Sorti en 1996, en pleine déferlante des Boys Band d’un côté et en pleine Coupe d’Europe de Football de l’autre, l’inaugural Tigermilk aura du se frayer un chemin pour sortir la tête de l’eau. Un défi largement réussi puisque très peu de temps après sortira ce qui semble être toujours à ce jour, la référence du groupe, à savoir If You’re Feeling Sinister. L’album rouge comme aimeront l’appeler les fans, car chaque pochette d’album des Ecossais est une photographie noir et blanc sur laquelle le blanc est remplacé par une couleur forte et puissante.

Passé ce coup d’éclat, Belle and Sebastian va avoir la route toute tracée. Voguant sur des eaux éloignées des voix commerciales pour se concentrer dans un univers un peu plus familial et intimiste, Belle and Sebastian n’aura aucun mal à s’imposer comme un incontournable de la pop. Une véritable machine à tubes, toutes proportions gardées, puisqu’il s’agit de petite perle pop qui n’a jamais vraiment éclaté au grand public. La compilation Push Barman To Open Old Wounds de 2005 nous le démontre sans grandes difficultés. Les années qui suivront offriront encore quelques jolies perles comme I Want the World to Stop issu de Wrote About Love, pour ne citer que celle-là.

Avec une régularité de production déconcertante jusqu’en 2003, où le sixième et excellent album Dear Catastrophe Waitress voit le jour, la bande à Murdoch va par la suite prendre un peu plus le temps. Comme la plupart des groupes passant la barres des 10 ans, les albums se feront plus rares, laissant place à des ambitions personnelles (Isobel Campbell, notamment, qui quitte le groupe pour une carrière solo, en 2002) ou à un peu de temps à une vie de famille. Jusqu’à ce qui nous intéresse aujourd’hui : la sortie du déjà neuvième album de Belle and Sebastian, nommé Girls in Peacetime Want to Dance.

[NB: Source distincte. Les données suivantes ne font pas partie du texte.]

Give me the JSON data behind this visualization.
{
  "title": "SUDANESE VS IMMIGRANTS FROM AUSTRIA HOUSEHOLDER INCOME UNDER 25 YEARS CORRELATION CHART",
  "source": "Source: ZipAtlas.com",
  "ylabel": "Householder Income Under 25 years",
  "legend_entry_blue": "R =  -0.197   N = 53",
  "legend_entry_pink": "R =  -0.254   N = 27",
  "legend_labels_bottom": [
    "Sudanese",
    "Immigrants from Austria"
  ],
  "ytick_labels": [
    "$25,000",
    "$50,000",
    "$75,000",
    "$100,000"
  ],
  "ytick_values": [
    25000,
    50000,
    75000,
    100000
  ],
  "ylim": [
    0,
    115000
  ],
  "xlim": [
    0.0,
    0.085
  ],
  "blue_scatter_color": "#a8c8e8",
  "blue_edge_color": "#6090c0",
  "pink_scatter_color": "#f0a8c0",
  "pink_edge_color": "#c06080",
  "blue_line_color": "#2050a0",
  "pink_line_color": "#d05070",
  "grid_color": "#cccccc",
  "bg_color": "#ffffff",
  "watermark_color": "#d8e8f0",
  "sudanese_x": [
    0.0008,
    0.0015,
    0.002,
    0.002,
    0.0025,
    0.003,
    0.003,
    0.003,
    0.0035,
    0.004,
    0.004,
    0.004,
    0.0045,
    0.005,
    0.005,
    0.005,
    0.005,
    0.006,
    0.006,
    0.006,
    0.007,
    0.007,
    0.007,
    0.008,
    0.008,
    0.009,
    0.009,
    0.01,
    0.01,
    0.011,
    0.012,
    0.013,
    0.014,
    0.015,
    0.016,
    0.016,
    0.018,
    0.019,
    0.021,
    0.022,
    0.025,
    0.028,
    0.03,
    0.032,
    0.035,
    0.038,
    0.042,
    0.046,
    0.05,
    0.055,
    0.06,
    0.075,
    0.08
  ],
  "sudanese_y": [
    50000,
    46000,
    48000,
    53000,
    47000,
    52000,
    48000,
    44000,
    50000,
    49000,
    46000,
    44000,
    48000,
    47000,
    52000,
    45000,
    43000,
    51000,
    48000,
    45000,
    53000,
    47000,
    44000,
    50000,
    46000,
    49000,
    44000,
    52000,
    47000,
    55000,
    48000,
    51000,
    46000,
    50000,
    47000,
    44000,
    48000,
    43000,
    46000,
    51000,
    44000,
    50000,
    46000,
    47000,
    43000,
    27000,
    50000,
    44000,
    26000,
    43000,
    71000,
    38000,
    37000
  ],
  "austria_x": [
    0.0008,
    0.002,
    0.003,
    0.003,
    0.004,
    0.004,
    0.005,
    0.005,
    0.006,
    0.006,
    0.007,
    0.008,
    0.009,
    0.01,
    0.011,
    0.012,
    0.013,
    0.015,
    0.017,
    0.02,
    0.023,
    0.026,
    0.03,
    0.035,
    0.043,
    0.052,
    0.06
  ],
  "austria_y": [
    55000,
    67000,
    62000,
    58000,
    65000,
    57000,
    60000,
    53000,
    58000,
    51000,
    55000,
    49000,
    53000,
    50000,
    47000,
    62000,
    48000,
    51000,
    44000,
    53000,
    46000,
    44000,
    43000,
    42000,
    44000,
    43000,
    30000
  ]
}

Autant le dire tout de suite, ce nouvel opus ne présente en aucun cas une révolution dans la musique des Ecossais. On y retrouve toujours cette pop à la limite de la mièvrerie du « tout le monde il est gentil » en laissant certains sur le pallier, ceux qui ne supportent pas que la musique puisse être simple et enjouée. Cette analyse reste évidemment bien trop courte et étroite d’esprit pour être prise au sérieux. Il faudra aux plus courageux prendre le temps de se pencher sur les textes de Stuart Murdoch pour prendre la mesure de cette musique.

Ceci dit, il faut avouer que le titre The Party Line qui avait lancé la campagne de l’album, avait laissé entrevoir quelques changements. Cet excellent single n’a pas manqué de marquer les esprits, mais c’est quelque chose que Belle and Sebastian sait très bien faire à chaque album. Appâter le chaland avec un titre magnifique est devenu aussi commun pour eux que d’enfiler une chemise !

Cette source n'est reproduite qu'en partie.